Everyone else mostly meaning in this case other reporters Stieg doesn't like. Comparing the sparse details to the multi-page bitch fests dedicated to the less moral, more successful journalists - which I am not quoting - you get the distinct impression Stieg has some professional axes to grind. It's silly, it's embarrassing, and it's the sort of thing any self-respecting reader wouldn't give a shit about so it just becomes more padding. Seriously, I've seen teenage girls with less padding than this!
Which, awkward as I now realize it is, brings us to Stieg's real reason for writing this overhyped paperweight - Lisbeth Salander! The titular girl with the titular tattoo! And despite all the times Steig assures us she's flat as a board, "tit" is a very apt word here. Again, this is one of those rare instances Steig bothers with real description and you can't help imagining it composed one-handed - "a pale, anorexic young woman who had hair as short as a fuse... a wasp tattoo about an inch long on her neck... dragon tattoo on her left shoulder blade... a natural redhead, but she dyed her hair raven black..."

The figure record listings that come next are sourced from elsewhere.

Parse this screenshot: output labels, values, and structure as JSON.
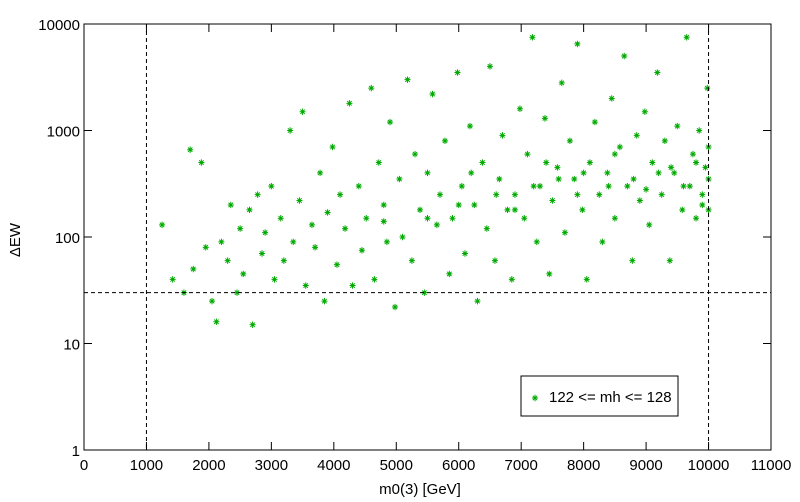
{
  "chart_data": {
    "type": "scatter",
    "xlabel": "m0(3) [GeV]",
    "ylabel": "ΔEW",
    "xlim": [
      0,
      11000
    ],
    "ylim": [
      1,
      10000
    ],
    "xticks": [
      0,
      1000,
      2000,
      3000,
      4000,
      5000,
      6000,
      7000,
      8000,
      9000,
      10000,
      11000
    ],
    "yticks": [
      1,
      10,
      100,
      1000,
      10000
    ],
    "y_log": true,
    "reference_lines": {
      "x": [
        1000,
        10000
      ],
      "y": [
        30
      ]
    },
    "legend": "lower right",
    "series": [
      {
        "name": "122 <= mh <= 128",
        "color": "#00aa00",
        "x": [
          1250,
          1420,
          1600,
          1700,
          1750,
          1880,
          1950,
          2050,
          2120,
          2200,
          2300,
          2350,
          2450,
          2500,
          2550,
          2650,
          2700,
          2780,
          2850,
          2900,
          3000,
          3050,
          3150,
          3200,
          3300,
          3350,
          3450,
          3500,
          3550,
          3650,
          3700,
          3780,
          3850,
          3900,
          3980,
          4050,
          4100,
          4180,
          4250,
          4300,
          4400,
          4450,
          4520,
          4600,
          4650,
          4720,
          4800,
          4850,
          4900,
          4980,
          5050,
          5100,
          5180,
          5250,
          5300,
          5380,
          5450,
          5500,
          5580,
          5650,
          5700,
          5780,
          5850,
          5900,
          5980,
          6050,
          6100,
          6180,
          6250,
          6300,
          6380,
          6450,
          6500,
          6580,
          6650,
          6700,
          6780,
          6850,
          6900,
          6980,
          7050,
          7100,
          7180,
          7250,
          7300,
          7380,
          7450,
          7500,
          7580,
          7650,
          7700,
          7780,
          7850,
          7900,
          7980,
          8050,
          8100,
          8180,
          8250,
          8300,
          8380,
          8450,
          8500,
          8580,
          8650,
          8700,
          8780,
          8850,
          8900,
          8980,
          9050,
          9100,
          9180,
          9250,
          9300,
          9380,
          9450,
          9500,
          9580,
          9650,
          9700,
          9750,
          9800,
          9850,
          9900,
          9950,
          9980,
          10000,
          10000,
          10000,
          6000,
          6600,
          7200,
          7600,
          8000,
          8400,
          8800,
          9200,
          9600,
          9900,
          5500,
          6200,
          6900,
          7400,
          7900,
          8500,
          9000,
          9400,
          9800,
          4800
        ],
        "values": [
          130,
          40,
          30,
          660,
          50,
          500,
          80,
          25,
          16,
          90,
          60,
          200,
          30,
          120,
          45,
          180,
          15,
          250,
          70,
          110,
          300,
          40,
          150,
          60,
          1000,
          90,
          220,
          1500,
          35,
          130,
          80,
          400,
          25,
          170,
          700,
          55,
          250,
          120,
          1800,
          35,
          300,
          75,
          150,
          2500,
          40,
          500,
          200,
          90,
          1200,
          22,
          350,
          100,
          3000,
          60,
          600,
          180,
          30,
          400,
          2200,
          130,
          250,
          800,
          45,
          150,
          3500,
          300,
          70,
          1100,
          200,
          25,
          500,
          120,
          4000,
          60,
          350,
          900,
          180,
          40,
          250,
          1600,
          150,
          600,
          7500,
          90,
          300,
          1300,
          45,
          220,
          450,
          2800,
          110,
          800,
          350,
          6500,
          180,
          40,
          500,
          1200,
          250,
          90,
          400,
          2000,
          150,
          700,
          5000,
          300,
          60,
          900,
          220,
          1500,
          130,
          500,
          3500,
          250,
          800,
          60,
          400,
          1100,
          180,
          7500,
          300,
          600,
          150,
          1000,
          200,
          450,
          2500,
          350,
          180,
          700,
          200,
          250,
          300,
          350,
          400,
          300,
          350,
          400,
          300,
          250,
          150,
          400,
          180,
          500,
          250,
          600,
          280,
          450,
          500,
          140
        ]
      }
    ]
  }
}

You kinda want to set the book down. Leave Stieg and his creation alone for some "quality time."
Not that she's just a pretty face. No, Steig demonstrates in a too long exposition just what an awesome investigator his Salamander is - often employing tactics that would get one arrested or shot in real life. And she has l33t hax0r skillz, the kind imagined by people who've never actually looked at source code. She's edgy! She goes her own way! She's every timid twerp's spank fantasy!
And she gets raped. Like, alot. The first time it happened, I actually woke up for a moment. After that, well... Steig may have had an untapped talent for the ludicrous. Beatings, reamings, tazerings - a whole parade of abuses that would leave a real human a traumatized wreck, not to mention enough physical evidence for even Inspector Lestrade but our little Lizzie soldiers through it! As The Stieg himself says, "She did not cry."
|"I like 'em quiet..."|
And she tortured the shit out of her rapist in a ponderously long scene that would wear on Saw fans. I guess that's entertainment now for you normal people...
So Salamander and Blomy meet up about a hundred pages too late for me to care, bump uglies, solve the mystery, bump uglies some more, but Lizzie doesn't want to join his harem and runs away to set up the sequel. Oh yeah - Blomkvist gets to do every hot chick in the novel because he's a transparent escapist vehicle for Stieg. And their husbands are cool with it.
And there was some stuff about how Sweden had Nazis and that's a bad thing but fuck it. Fuck this book and fuck you too if you liked it. To quote a much finer writer, "God's mercy on you swine!" 'cause I sure don't have any.